Hair! The seven Swiney sisters are blessed (or cursed?) with an abundance of long, flowing locks. Born into rural poverty in post-Famine Ireland, the girls take to the stage with an act held together by the audience’s fascination with their cascading tresses. Michelle Lovric’s inventive and darkly comic novel, The True and Splendid History of the Harristown Sisters, considers the social meaning of hair, as well as the nature of celebrity, of femininity, and the bonds of family.
The Story: In Lovric’s new novel, the seven Swiney girls are born in rural County Kildare in the mid 19th century, a place where the ravages of the Famine are still fresh, to a poor mother and a mysteriously absent father. The girls are rich only in their luxurious, ankle-length hair, which grows with abandon and ranges in color from darkest raven to a shimmery gold to the coppery red of Manticory, the narrator. The seven sisters arrange themselves into two warring tribes of three, presided over by the hard-hearted eldest sister Darcy.
To escape their impoverished town, Darcy concocts a plan to make a living from their greatest asset. She sets the sisters on the stage as the Swiney Godivas with a vaudeville-style act of songs and skits, written by Manticory; in the final act, the sisters simply sit in chairs facing away from the audience and slowly unpin their rivers of hair. Their act is wildly successful, a perfect match for the Victorian era’s odd obsession with long hair.
Soon the Swiney Godivas attract the attention of unscrupulous men seeking to make money from the sisters, with binding contracts and tie-ins to long-haired dolls and quack hair oils. As the sisters’ fame and notoriety grows, new dangers lurk for them. Manticory begins to question whether they are selling their souls, and to seek a way out of the strange life of a Swiney sister.
My Thoughts: This was truly an interesting read for me. Michelle Lovric based her book on the true story of the Seven Sutherland Sisters of upstate New York, who performed with the Barnum and Bailey Circus and peddled hair products for decades before losing their fortune from ruinous spending.

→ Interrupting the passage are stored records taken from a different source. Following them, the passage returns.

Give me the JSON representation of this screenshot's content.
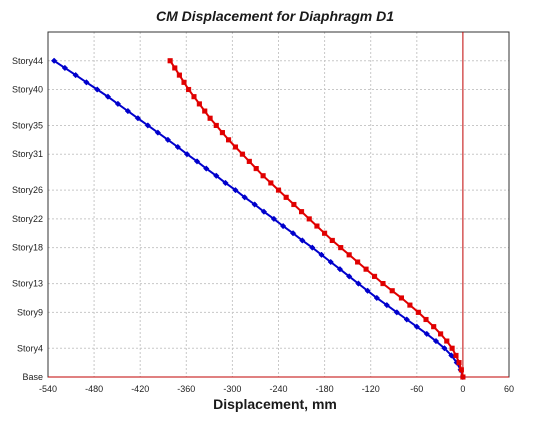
{
  "chart_data": {
    "type": "line",
    "title": "CM Displacement for Diaphragm D1",
    "xlabel": "Displacement, mm",
    "ylabel": "",
    "xlim": [
      -540,
      60
    ],
    "xticks": [
      -540,
      -480,
      -420,
      -360,
      -300,
      -240,
      -180,
      -120,
      -60,
      0,
      60
    ],
    "yticks": [
      {
        "label": "Story44",
        "level": 44
      },
      {
        "label": "Story40",
        "level": 40
      },
      {
        "label": "Story35",
        "level": 35
      },
      {
        "label": "Story31",
        "level": 31
      },
      {
        "label": "Story26",
        "level": 26
      },
      {
        "label": "Story22",
        "level": 22
      },
      {
        "label": "Story18",
        "level": 18
      },
      {
        "label": "Story13",
        "level": 13
      },
      {
        "label": "Story9",
        "level": 9
      },
      {
        "label": "Story4",
        "level": 4
      },
      {
        "label": "Base",
        "level": 0
      }
    ],
    "ylim": [
      0,
      48
    ],
    "grid": true,
    "reference_line_x": 0,
    "series": [
      {
        "color": "#0000cc",
        "marker": "diamond",
        "points": [
          {
            "story": 0,
            "x": 0
          },
          {
            "story": 1,
            "x": -3
          },
          {
            "story": 2,
            "x": -8
          },
          {
            "story": 3,
            "x": -15
          },
          {
            "story": 4,
            "x": -24
          },
          {
            "story": 5,
            "x": -35
          },
          {
            "story": 6,
            "x": -47
          },
          {
            "story": 7,
            "x": -60
          },
          {
            "story": 8,
            "x": -73
          },
          {
            "story": 9,
            "x": -86
          },
          {
            "story": 10,
            "x": -99
          },
          {
            "story": 11,
            "x": -112
          },
          {
            "story": 12,
            "x": -124
          },
          {
            "story": 13,
            "x": -136
          },
          {
            "story": 14,
            "x": -148
          },
          {
            "story": 15,
            "x": -160
          },
          {
            "story": 16,
            "x": -172
          },
          {
            "story": 17,
            "x": -184
          },
          {
            "story": 18,
            "x": -196
          },
          {
            "story": 19,
            "x": -209
          },
          {
            "story": 20,
            "x": -221
          },
          {
            "story": 21,
            "x": -234
          },
          {
            "story": 22,
            "x": -246
          },
          {
            "story": 23,
            "x": -259
          },
          {
            "story": 24,
            "x": -271
          },
          {
            "story": 25,
            "x": -284
          },
          {
            "story": 26,
            "x": -296
          },
          {
            "story": 27,
            "x": -309
          },
          {
            "story": 28,
            "x": -321
          },
          {
            "story": 29,
            "x": -334
          },
          {
            "story": 30,
            "x": -346
          },
          {
            "story": 31,
            "x": -359
          },
          {
            "story": 32,
            "x": -371
          },
          {
            "story": 33,
            "x": -384
          },
          {
            "story": 34,
            "x": -397
          },
          {
            "story": 35,
            "x": -410
          },
          {
            "story": 36,
            "x": -423
          },
          {
            "story": 37,
            "x": -436
          },
          {
            "story": 38,
            "x": -449
          },
          {
            "story": 39,
            "x": -462
          },
          {
            "story": 40,
            "x": -476
          },
          {
            "story": 41,
            "x": -490
          },
          {
            "story": 42,
            "x": -504
          },
          {
            "story": 43,
            "x": -518
          },
          {
            "story": 44,
            "x": -532
          }
        ]
      },
      {
        "color": "#e00000",
        "marker": "square",
        "points": [
          {
            "story": 0,
            "x": 0
          },
          {
            "story": 1,
            "x": -2
          },
          {
            "story": 2,
            "x": -5
          },
          {
            "story": 3,
            "x": -9
          },
          {
            "story": 4,
            "x": -14
          },
          {
            "story": 5,
            "x": -21
          },
          {
            "story": 6,
            "x": -29
          },
          {
            "story": 7,
            "x": -38
          },
          {
            "story": 8,
            "x": -48
          },
          {
            "story": 9,
            "x": -58
          },
          {
            "story": 10,
            "x": -69
          },
          {
            "story": 11,
            "x": -80
          },
          {
            "story": 12,
            "x": -92
          },
          {
            "story": 13,
            "x": -104
          },
          {
            "story": 14,
            "x": -115
          },
          {
            "story": 15,
            "x": -126
          },
          {
            "story": 16,
            "x": -137
          },
          {
            "story": 17,
            "x": -148
          },
          {
            "story": 18,
            "x": -159
          },
          {
            "story": 19,
            "x": -170
          },
          {
            "story": 20,
            "x": -180
          },
          {
            "story": 21,
            "x": -190
          },
          {
            "story": 22,
            "x": -200
          },
          {
            "story": 23,
            "x": -210
          },
          {
            "story": 24,
            "x": -220
          },
          {
            "story": 25,
            "x": -230
          },
          {
            "story": 26,
            "x": -240
          },
          {
            "story": 27,
            "x": -250
          },
          {
            "story": 28,
            "x": -260
          },
          {
            "story": 29,
            "x": -269
          },
          {
            "story": 30,
            "x": -278
          },
          {
            "story": 31,
            "x": -287
          },
          {
            "story": 32,
            "x": -296
          },
          {
            "story": 33,
            "x": -305
          },
          {
            "story": 34,
            "x": -313
          },
          {
            "story": 35,
            "x": -321
          },
          {
            "story": 36,
            "x": -329
          },
          {
            "story": 37,
            "x": -336
          },
          {
            "story": 38,
            "x": -343
          },
          {
            "story": 39,
            "x": -350
          },
          {
            "story": 40,
            "x": -357
          },
          {
            "story": 41,
            "x": -363
          },
          {
            "story": 42,
            "x": -369
          },
          {
            "story": 43,
            "x": -375
          },
          {
            "story": 44,
            "x": -381
          }
        ]
      }
    ]
  }
}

Lovric makes a great choice in setting the story in rural Ireland, and I particularly appreciated the early parts of the novel set in the poverty and misery of the Swiney sisters’ hometown.

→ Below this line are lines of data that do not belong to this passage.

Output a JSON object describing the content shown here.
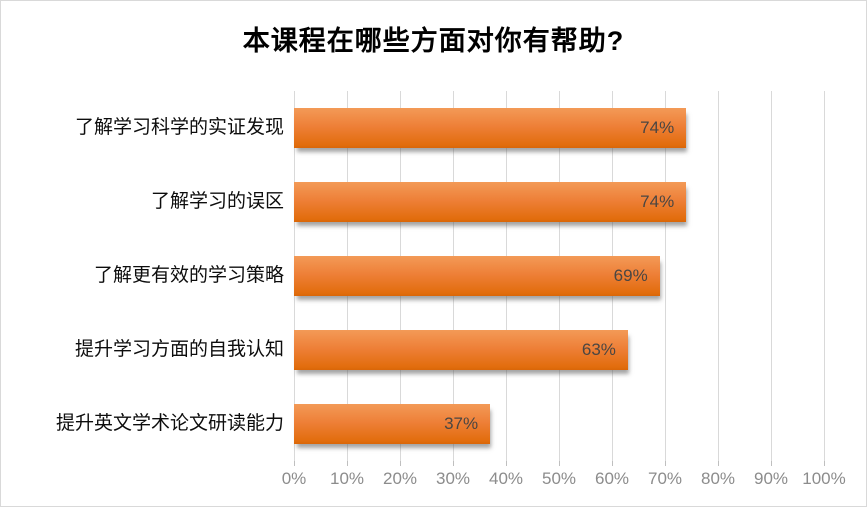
{
  "window": {
    "background": "#FFFFFF",
    "border_color": "#D9D9D9"
  },
  "chart_data": {
    "type": "bar",
    "orientation": "horizontal",
    "title": "本课程在哪些方面对你有帮助?",
    "categories": [
      "了解学习科学的实证发现",
      "了解学习的误区",
      "了解更有效的学习策略",
      "提升学习方面的自我认知",
      "提升英文学术论文研读能力"
    ],
    "values": [
      74,
      74,
      69,
      63,
      37
    ],
    "data_labels": [
      "74%",
      "74%",
      "69%",
      "63%",
      "37%"
    ],
    "data_label_position": "inside-end",
    "x_ticks": [
      "0%",
      "10%",
      "20%",
      "30%",
      "40%",
      "50%",
      "60%",
      "70%",
      "80%",
      "90%",
      "100%"
    ],
    "xlim": [
      0,
      100
    ],
    "grid": true,
    "legend": "none",
    "colors": {
      "bar_gradient_top": "#F39A57",
      "bar_gradient_mid": "#ED7D31",
      "bar_gradient_bottom": "#E26D0D",
      "bar_shadow": "#8C8C8C",
      "data_label": "#4A4642",
      "category_label": "#0D0D0D",
      "tick_label": "#8C8C8C",
      "gridline": "#D9D9D9",
      "title": "#000000",
      "chart_border": "#D9D9D9"
    }
  }
}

I enjoyed the story of the Swiney sisters’ rise from starvation to stardom, but the novel, for me, began to feel melodramatic and overly fantastical by about the three-quarters point. I think it could have been about 100 pages shorter, with a few subplots cut down, without losing the essentials of the story. Lovric’s prose is flowery, lush and almost old-fashioned, perhaps to invoke the style of popular novels of the 19th century. This style choice works for the most part, although at times it can feel unnecessarily wordy and complicated.

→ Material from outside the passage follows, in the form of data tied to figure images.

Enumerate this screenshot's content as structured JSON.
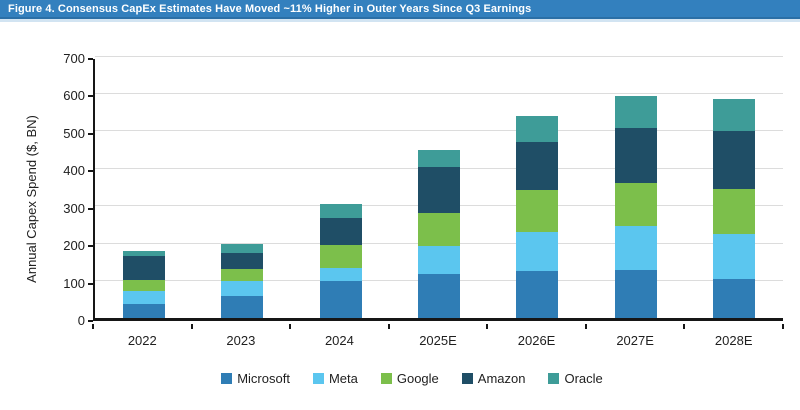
{
  "title_bar": {
    "text": "Figure 4. Consensus CapEx Estimates Have Moved ~11% Higher in Outer Years Since Q3 Earnings",
    "background_color": "#3380be",
    "text_color": "#ffffff"
  },
  "chart_data": {
    "type": "bar",
    "stacked": true,
    "title": "Figure 4. Consensus CapEx Estimates Have Moved ~11% Higher in Outer Years Since Q3 Earnings",
    "xlabel": "",
    "ylabel": "Annual Capex Spend ($, BN)",
    "ylim": [
      0,
      700
    ],
    "yticks": [
      0,
      100,
      200,
      300,
      400,
      500,
      600,
      700
    ],
    "grid": true,
    "legend_position": "bottom",
    "categories": [
      "2022",
      "2023",
      "2024",
      "2025E",
      "2026E",
      "2027E",
      "2028E"
    ],
    "series": [
      {
        "name": "Microsoft",
        "color": "#2f7db5",
        "values": [
          37,
          58,
          98,
          118,
          125,
          128,
          104
        ]
      },
      {
        "name": "Meta",
        "color": "#5bc6ef",
        "values": [
          35,
          40,
          36,
          74,
          105,
          118,
          120
        ]
      },
      {
        "name": "Google",
        "color": "#7cbf4b",
        "values": [
          30,
          32,
          62,
          89,
          112,
          116,
          120
        ]
      },
      {
        "name": "Amazon",
        "color": "#1f4e66",
        "values": [
          65,
          45,
          71,
          123,
          129,
          147,
          156
        ]
      },
      {
        "name": "Oracle",
        "color": "#3e9c98",
        "values": [
          12,
          24,
          38,
          46,
          70,
          85,
          85
        ]
      }
    ],
    "totals": [
      179,
      199,
      305,
      450,
      541,
      594,
      585
    ]
  },
  "colors": {
    "axis": "#161616",
    "gridline": "#dcdcdc",
    "text": "#1f1f1f",
    "background": "#ffffff"
  }
}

Despite these criticisms, I found this to be a thought-provoking novel. Lovric makes some very interesting points about the meaning of hair and its connection to femininity, as well as about the pitfalls of fame. I was fascinated by the Victorian fetishism about hair and the strange, creepy connection of hair with death.
I would rate The True and Splendid History of the Harristown Sisters as about a 3.75 out of 5, and I’d recommend it to those who like literary fiction with a dash of magical realism thrown in.
The True and Splendid History of the Harristown Sisters will be published in the U.S. on August 12. I received a free copy of this book from the publisher through NetGalley in exchange for an honest review.